Who was my Secret Santa this year? Who stumped me so well that I spent an entire week bragging about my amazing Secret Santa to none other than….my Secret Santa? That would be Bethany. The sneaky lady who made me a batch of this incredible European Cookie Butter Fudge (along with many other fabulous gifts).
How did I not know it was Bethany? Who else would fill a mason jar with pens for the girl who never has a pen? Did she buy me one of my favorite-can’t-be-without Chapsticks? No, she bought me eight tubes that I now have stashed in all my frequently visited places. And on the last day when I got my in-case-of-emergency rum & diet coke, what part of that did not scream “your Secret Santa knows you oh so well?”
Back to the European Cookie Butter Fudge. I will be the first to admit that I’m not typically drawn to fudge. Mostly because I’m generally disappointed in either the texture (too grainy) or the moisture (too dry). This fudge is so smooth and ultra creamy. One bite and I once again began gushing about the mad skills of my Secret Santa. All I had to do was guess the secret ingredient and I was promised a copy of the recipe. It’s Biscoff Baby!! Biscoff Cookies that were once reserved for snacks on airplanes are now readily available in most supermarkets, as is Biscoff Cookie Spread.
I was pleased to find that this recipe is also super simple to make. The sugar, butter and evaporated milk are brought to a boil, then cooked for 4 minutes. Remove from heat and stir in remaining ingredients. Sprinkle crushed cookies in the bottom of a 9×9 baking dish then pour in fudge mixture and chill.

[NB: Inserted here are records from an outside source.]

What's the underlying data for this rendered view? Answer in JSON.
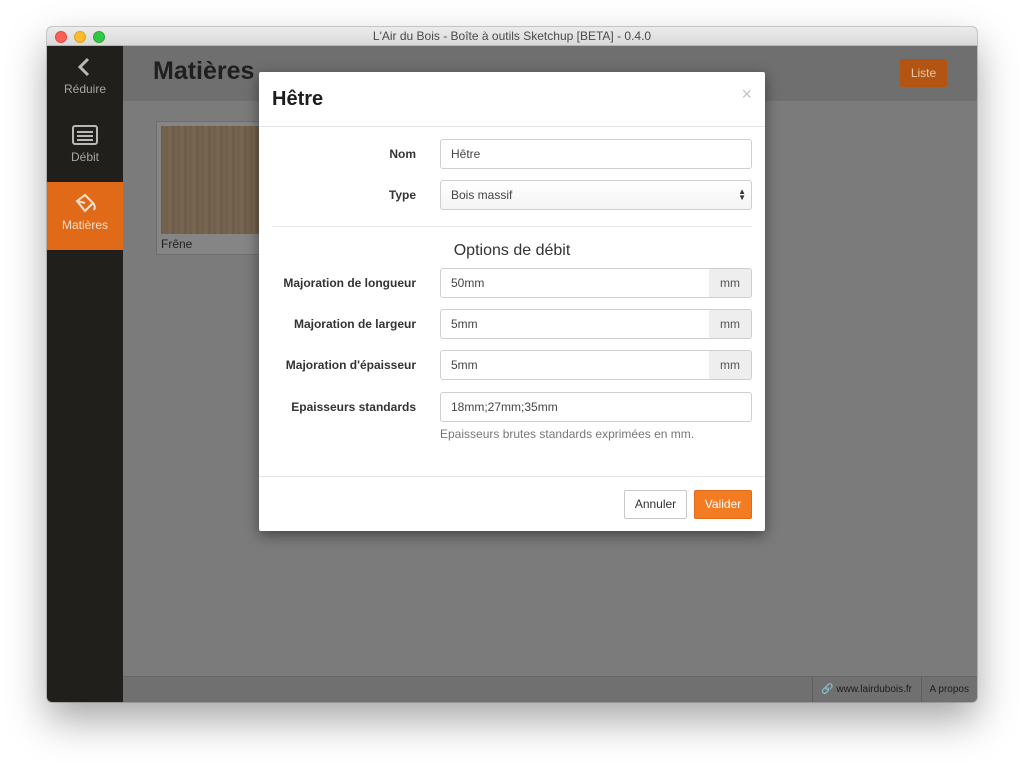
{
  "window": {
    "title": "L'Air du Bois - Boîte à outils Sketchup [BETA] - 0.4.0"
  },
  "sidebar": {
    "items": [
      {
        "label": "Réduire",
        "icon": "chevron-left-icon"
      },
      {
        "label": "Débit",
        "icon": "list-icon"
      },
      {
        "label": "Matières",
        "icon": "paint-bucket-icon",
        "active": true
      }
    ]
  },
  "main": {
    "title": "Matières",
    "liste_button": "Liste",
    "materials": [
      {
        "name": "Frêne"
      }
    ]
  },
  "footer": {
    "site_link": "www.lairdubois.fr",
    "about_link": "A propos"
  },
  "modal": {
    "title": "Hêtre",
    "close_glyph": "×",
    "nom": {
      "label": "Nom",
      "value": "Hêtre"
    },
    "type": {
      "label": "Type",
      "value": "Bois massif"
    },
    "section_title": "Options de débit",
    "longueur": {
      "label": "Majoration de longueur",
      "value": "50mm",
      "unit": "mm"
    },
    "largeur": {
      "label": "Majoration de largeur",
      "value": "5mm",
      "unit": "mm"
    },
    "epaisseur": {
      "label": "Majoration d'épaisseur",
      "value": "5mm",
      "unit": "mm"
    },
    "standards": {
      "label": "Epaisseurs standards",
      "value": "18mm;27mm;35mm",
      "help": "Epaisseurs brutes standards exprimées en mm."
    },
    "cancel_label": "Annuler",
    "ok_label": "Valider"
  },
  "colors": {
    "accent": "#f37b22",
    "sidebar_bg": "#201f1b",
    "sidebar_active": "#e06a18"
  }
}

This European Cookie Butter Fudge is meant to be shared. While the recipe says to cut it into 1 1/2-inch pieces, half that size might be perfect. I have shared it with every person in my company two times now. It has quickly become the new favorite fudge.
- Cooking spray
- 6 European spice cookies, coarsely crushed (I used Biscoff)
- 3 cups granulated sugar
- 12 Tbl. unsalted butter
- 1 5-ounce can evaporated milk
- 1 7-ounce jar marshmallow crème
- 1 cup European cookie spread (I used Biscoff)
- 1 tsp. vanilla
- Coat 9-inch square baking dish with spray. Sprinkle crushed cookies over bottom of dish.
- Combine sugar, butter, and evaporated milk in medium sauce pan on medium-high heat; bring mixture to a boil.
- Reduce heat to medium; cook 4 minutes, stirring constantly to prevent scorching.
- Remove pan from heat; whisk in marshmallow crème, cookie spread, and vanilla until melted. Pour mixture evenly into baking dish. Let stand 5 minutes to cool slightly.
- Refrigerate 30-35 minutes or until chilled. Invert fudge and cut into 1½-inch pieces. Share the Love.
It’s a bit ironic that Bethany also happens to be my workout buddy. This girl and I walk 4-5 miles every day during our lunch hour and have made Healthy Choices part of our daily routines. When I completed my Secret Santa questionnaire I listed my ‘favorite candy’ as Nuts & Berries (because Almond Joy and I are taking a break). Her second day letter to me said “Nuts & Berries are you kidding me?” I caved and she made fudge. Thank goodness. We did each only have one piece before Sharing the Love with our work family.
She’s going to kill me for this one :) but I love it.
Beth and I have worked together and been friends since she was 16 and still in high school (over 20 years). She was Shelby’s babysitter and became part of our family. We’ve been through so much over the years yet she still continues to amaze me with her creativity and spirit. She is the other B in my life and I love her dearly.